La guerra in Ucraina, la crisi energetica e delle materie prime, i forti sbilanciamenti dei già fragili equilibri politico-economici e l’inflazione alla stelle, hanno fatto il resto. Il settore automotive ha imboccato la via imposta de Bruxelles senza pensare ai possibili ostacoli che, inevitabilmente, si sarebbero trovati di fronte. E gli stessi Governi, Italia compresa, hanno fatto altrettanto con i risultati che ora tocchiamo con mano.
La concorrenza cinese si rafforza proprio sul territorio europeo in virtù di un singolare lasciapassare non contraccambiato (i dazi) e l’automobile, da mezzo di libertà e movimenti per tutti, sta diventando sempre più un lusso con il risultato che le famiglie si tengono ben stretto il veicolo anche di 10 anni perché non ci sono i soldi per cambiarlo.

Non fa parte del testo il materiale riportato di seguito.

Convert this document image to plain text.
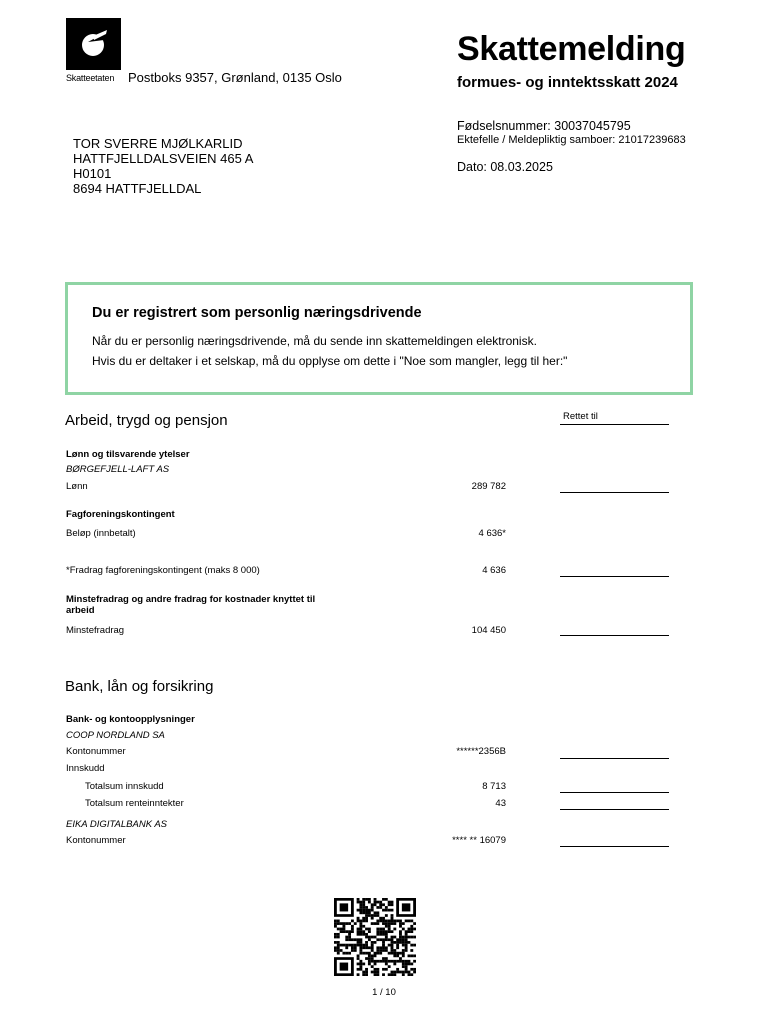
Skatteetaten Postboks 9357, Grønland, 0135 Oslo
Skattemelding
formues- og inntektsskatt 2024
Fødselsnummer: 30037045795
Ektefelle / Meldepliktig samboer: 21017239683
Dato: 08.03.2025
TOR SVERRE MJØLKARLID
HATTFJELLDALSVEIEN 465 A
H0101
8694 HATTFJELLDAL
Du er registrert som personlig næringsdrivende
Når du er personlig næringsdrivende, må du sende inn skattemeldingen elektronisk.
Hvis du er deltaker i et selskap, må du opplyse om dette i "Noe som mangler, legg til her:"
Arbeid, trygd og pensjon	Rettet til
Lønn og tilsvarende ytelser
BØRGEFJELL-LAFT AS
Lønn	289 782
Fagforeningskontingent
Beløp (innbetalt)	4 636*
*Fradrag fagforeningskontingent (maks 8 000)	4 636
Minstefradrag og andre fradrag for kostnader knyttet til
arbeid
Minstefradrag	104 450
Bank, lån og forsikring
Bank- og kontoopplysninger
COOP NORDLAND SA
Kontonummer	******2356B
Innskudd
Totalsum innskudd	8 713
Totalsum renteinntekter	43
EIKA DIGITALBANK AS
Kontonummer	**** ** 16079
1 / 10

Ma ora, sentendo aria di bocciatuta alle urne al elezioni europee del 2024, è suonata la sirene di allarme. E chi ha fatto spallucce fino a ieri si è accorto del grossimo problema che ha contribuito a creare.
Ecco, allora, i nuovi importanti e tangibili segnali di cedimento dell’impalcatura ideologica messa in piedi dalla Commissione UE sullo spinoso problema della eco-mobilità. E qui parliamo del nuovo regolamento sullo standard Euro 7. L’Italia del Governo Meloni ha fatto la voce grossa e la linea impostata è stata seguita da altri Paesi, Francia compresa.
È la chiara dimostrazione che bastava svegliarsi prima e che nulla è impossibile. Ma, forse, è stato più opportuno lasciare suonare a vuoto la sveglia. Qualcuno, però, una volta ristabili gli equilibri, dovrà pagare il conto.